Ordinary Time 06, Year B
- Let us then go to him outside the camp (Heb. 13:13)
Home sweet home! I am home once again, back from almost a four-week stay in the Philippines. I am very delighted to be back home.
Returning to the U.S., I left behind newscasters telling very bad news about a stampede that occurred the morning of the day of our departure and which killed 74 persons [1].
In my own house, of course, I have no problem feeling at home and making myself comfortable. I also feel safer at home, protected from the dangers lurking out there and isolated from all outside disturbance. It's not surprising, then, that I prefer to behave like the snails in St.
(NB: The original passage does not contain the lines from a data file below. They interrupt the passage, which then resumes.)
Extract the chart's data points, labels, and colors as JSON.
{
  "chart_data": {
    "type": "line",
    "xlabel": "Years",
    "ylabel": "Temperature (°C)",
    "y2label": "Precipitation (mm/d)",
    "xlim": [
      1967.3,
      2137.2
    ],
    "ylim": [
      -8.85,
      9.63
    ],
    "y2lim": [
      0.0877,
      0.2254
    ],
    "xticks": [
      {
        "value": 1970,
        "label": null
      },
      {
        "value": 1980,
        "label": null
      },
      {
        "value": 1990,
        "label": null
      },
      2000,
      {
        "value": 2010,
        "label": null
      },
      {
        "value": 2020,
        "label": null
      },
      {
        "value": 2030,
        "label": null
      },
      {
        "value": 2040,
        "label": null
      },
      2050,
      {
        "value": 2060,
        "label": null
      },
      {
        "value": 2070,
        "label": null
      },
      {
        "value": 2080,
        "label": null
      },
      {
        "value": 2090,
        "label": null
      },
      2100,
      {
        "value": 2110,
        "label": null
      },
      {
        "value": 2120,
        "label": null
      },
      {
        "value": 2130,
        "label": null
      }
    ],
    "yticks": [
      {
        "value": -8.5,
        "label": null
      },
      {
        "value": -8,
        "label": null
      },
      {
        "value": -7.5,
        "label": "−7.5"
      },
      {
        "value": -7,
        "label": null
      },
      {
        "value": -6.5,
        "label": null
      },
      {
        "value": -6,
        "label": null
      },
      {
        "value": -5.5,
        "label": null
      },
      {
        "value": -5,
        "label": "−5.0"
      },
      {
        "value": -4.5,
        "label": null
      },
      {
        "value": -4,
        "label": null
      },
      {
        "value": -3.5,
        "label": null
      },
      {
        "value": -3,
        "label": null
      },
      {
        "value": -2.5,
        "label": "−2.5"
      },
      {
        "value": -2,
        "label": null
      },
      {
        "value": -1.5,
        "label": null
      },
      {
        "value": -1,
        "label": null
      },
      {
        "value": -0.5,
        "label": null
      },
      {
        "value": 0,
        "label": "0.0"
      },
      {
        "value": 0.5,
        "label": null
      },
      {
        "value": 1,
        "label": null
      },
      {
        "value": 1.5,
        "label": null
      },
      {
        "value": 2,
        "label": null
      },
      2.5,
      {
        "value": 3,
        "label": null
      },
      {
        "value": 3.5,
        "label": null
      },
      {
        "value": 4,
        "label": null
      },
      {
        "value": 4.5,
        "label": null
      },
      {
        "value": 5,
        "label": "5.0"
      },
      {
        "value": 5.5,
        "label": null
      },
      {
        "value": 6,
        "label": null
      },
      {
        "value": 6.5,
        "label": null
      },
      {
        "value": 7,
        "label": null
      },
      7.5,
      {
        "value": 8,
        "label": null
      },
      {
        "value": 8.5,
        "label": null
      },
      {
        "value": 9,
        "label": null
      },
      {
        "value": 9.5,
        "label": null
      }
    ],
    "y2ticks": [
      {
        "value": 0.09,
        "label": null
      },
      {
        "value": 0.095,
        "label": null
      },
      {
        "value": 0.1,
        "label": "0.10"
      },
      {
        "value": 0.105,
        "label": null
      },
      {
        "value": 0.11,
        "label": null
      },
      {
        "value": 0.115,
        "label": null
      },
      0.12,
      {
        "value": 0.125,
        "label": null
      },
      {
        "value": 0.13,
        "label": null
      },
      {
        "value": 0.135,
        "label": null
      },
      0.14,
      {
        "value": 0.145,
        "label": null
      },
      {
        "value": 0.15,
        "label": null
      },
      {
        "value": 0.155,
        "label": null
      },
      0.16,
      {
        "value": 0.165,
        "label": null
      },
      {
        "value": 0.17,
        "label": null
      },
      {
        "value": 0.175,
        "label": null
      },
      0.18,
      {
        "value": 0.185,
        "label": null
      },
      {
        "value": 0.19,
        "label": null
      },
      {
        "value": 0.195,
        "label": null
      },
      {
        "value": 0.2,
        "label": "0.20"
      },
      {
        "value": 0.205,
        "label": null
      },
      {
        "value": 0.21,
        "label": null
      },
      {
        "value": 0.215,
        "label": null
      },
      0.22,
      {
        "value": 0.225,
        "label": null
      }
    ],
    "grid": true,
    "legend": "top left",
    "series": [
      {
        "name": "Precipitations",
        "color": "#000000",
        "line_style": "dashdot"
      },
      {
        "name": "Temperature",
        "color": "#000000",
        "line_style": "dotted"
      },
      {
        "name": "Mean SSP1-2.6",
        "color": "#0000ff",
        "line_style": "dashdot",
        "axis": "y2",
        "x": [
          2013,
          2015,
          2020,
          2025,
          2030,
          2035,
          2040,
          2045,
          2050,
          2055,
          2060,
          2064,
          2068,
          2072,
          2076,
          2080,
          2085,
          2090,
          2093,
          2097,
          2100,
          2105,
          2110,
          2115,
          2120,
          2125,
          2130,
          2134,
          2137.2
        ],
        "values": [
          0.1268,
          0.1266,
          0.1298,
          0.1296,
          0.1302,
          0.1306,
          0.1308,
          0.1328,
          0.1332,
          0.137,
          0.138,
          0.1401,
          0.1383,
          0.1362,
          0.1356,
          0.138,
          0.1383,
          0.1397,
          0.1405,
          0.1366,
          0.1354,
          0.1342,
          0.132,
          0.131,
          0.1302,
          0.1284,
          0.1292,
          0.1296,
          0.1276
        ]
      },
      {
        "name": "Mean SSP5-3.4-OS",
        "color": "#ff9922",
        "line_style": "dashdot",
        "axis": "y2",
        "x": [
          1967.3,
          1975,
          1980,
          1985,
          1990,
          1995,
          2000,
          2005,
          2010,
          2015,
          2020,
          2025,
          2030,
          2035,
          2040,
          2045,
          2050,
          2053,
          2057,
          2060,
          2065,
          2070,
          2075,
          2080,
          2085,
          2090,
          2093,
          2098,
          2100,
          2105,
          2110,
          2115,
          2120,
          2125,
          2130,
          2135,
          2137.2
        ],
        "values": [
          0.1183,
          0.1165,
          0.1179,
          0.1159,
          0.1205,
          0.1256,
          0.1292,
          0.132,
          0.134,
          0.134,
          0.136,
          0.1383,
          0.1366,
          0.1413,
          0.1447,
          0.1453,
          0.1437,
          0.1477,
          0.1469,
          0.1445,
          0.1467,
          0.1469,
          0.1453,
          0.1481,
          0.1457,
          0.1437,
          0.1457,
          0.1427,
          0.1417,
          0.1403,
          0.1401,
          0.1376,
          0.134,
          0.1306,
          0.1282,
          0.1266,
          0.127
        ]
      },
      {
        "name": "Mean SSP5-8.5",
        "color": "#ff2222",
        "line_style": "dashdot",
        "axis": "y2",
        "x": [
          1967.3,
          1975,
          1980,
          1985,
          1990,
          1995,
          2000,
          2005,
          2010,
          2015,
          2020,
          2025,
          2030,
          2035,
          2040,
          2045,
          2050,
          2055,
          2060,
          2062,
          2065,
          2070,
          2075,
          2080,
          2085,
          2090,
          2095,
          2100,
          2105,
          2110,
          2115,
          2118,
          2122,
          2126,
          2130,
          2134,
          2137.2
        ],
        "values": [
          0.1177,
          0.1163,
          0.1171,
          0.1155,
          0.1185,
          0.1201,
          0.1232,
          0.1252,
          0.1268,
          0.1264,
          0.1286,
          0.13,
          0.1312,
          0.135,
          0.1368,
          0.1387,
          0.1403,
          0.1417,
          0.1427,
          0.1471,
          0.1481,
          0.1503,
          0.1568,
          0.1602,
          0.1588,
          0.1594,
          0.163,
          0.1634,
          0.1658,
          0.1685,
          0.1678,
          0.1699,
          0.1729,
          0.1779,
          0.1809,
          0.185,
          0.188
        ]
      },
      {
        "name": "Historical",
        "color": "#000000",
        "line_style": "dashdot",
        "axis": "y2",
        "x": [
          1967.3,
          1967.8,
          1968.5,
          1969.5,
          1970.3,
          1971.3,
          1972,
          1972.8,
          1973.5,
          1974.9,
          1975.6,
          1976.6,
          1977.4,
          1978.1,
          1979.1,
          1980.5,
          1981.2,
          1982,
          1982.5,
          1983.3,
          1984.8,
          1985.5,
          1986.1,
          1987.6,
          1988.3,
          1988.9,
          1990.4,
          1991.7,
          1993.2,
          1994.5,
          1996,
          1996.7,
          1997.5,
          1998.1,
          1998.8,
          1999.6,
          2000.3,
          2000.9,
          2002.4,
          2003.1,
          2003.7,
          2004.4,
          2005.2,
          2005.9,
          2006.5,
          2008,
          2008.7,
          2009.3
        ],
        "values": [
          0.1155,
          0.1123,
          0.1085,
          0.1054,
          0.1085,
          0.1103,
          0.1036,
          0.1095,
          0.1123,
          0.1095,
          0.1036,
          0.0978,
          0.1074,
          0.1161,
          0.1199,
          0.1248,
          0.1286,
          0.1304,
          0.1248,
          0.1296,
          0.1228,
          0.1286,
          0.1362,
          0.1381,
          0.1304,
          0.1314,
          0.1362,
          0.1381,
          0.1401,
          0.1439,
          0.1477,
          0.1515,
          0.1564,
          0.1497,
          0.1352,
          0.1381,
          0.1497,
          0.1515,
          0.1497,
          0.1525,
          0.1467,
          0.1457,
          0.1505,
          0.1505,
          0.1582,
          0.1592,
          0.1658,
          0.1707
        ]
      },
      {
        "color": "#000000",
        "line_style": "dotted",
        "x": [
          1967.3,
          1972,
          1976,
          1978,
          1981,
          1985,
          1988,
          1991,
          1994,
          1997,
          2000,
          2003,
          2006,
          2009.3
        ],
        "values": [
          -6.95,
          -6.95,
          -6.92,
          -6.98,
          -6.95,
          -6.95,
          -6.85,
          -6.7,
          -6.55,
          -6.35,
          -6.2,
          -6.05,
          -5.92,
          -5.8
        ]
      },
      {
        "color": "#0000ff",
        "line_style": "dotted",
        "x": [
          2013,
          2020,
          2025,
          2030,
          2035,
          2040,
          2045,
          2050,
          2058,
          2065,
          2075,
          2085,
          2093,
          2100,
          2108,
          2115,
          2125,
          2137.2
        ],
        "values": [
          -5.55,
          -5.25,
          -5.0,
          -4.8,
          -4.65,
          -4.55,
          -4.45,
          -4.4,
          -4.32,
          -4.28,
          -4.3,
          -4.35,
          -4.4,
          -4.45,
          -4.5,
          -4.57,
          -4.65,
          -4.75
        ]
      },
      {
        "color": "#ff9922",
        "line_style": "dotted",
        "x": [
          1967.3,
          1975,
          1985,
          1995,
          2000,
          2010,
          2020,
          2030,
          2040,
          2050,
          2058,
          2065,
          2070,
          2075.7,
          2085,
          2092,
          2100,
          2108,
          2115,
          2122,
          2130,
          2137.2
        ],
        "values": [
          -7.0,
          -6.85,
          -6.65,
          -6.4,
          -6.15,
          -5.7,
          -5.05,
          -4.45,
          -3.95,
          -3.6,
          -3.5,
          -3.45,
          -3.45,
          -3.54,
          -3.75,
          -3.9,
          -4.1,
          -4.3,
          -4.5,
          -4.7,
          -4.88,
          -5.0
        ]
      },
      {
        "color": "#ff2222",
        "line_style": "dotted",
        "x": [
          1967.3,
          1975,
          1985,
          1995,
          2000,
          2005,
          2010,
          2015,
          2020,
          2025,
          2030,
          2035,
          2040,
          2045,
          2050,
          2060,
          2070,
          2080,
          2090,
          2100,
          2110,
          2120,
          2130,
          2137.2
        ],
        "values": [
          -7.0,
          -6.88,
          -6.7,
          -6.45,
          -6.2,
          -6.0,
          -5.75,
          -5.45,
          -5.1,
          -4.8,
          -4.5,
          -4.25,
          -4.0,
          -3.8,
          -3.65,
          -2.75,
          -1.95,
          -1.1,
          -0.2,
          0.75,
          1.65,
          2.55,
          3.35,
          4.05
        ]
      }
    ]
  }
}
Vincent's Dec. 6, 1658 conference, which withdraw quickly to their shells no sooner than they have gone out of them to check something outside.
Staying home, I am exposed neither to contagious diseases nor to fetid and pernicious air.
Enclosed within the four walls of the house, I feel myself to be as firm as a rock in the middle of an immense ocean and as unreachable as a far-flung island in the far-away South Pacific. And "the rock," according a Simon and Garfunkel song, "feels no pain, and an island never cries."
So then, safe, sound, secure, happy and pleased at home, I become incapable of taking notice of the dangers of an imminent pollution and of issuing a warning, incapable of pleasing anybody, since I seek my own benefit only, incapable of being an imitator of St. Paul, as he was of Christ. Disabled thus, I do not hear the pleadings of those in need nor am I moved with pity.
Upon leaving home, Jesus heard and took pity, and on account of this he had to remain outside even more in deserted places, as though these became his home where people came to him from everywhere.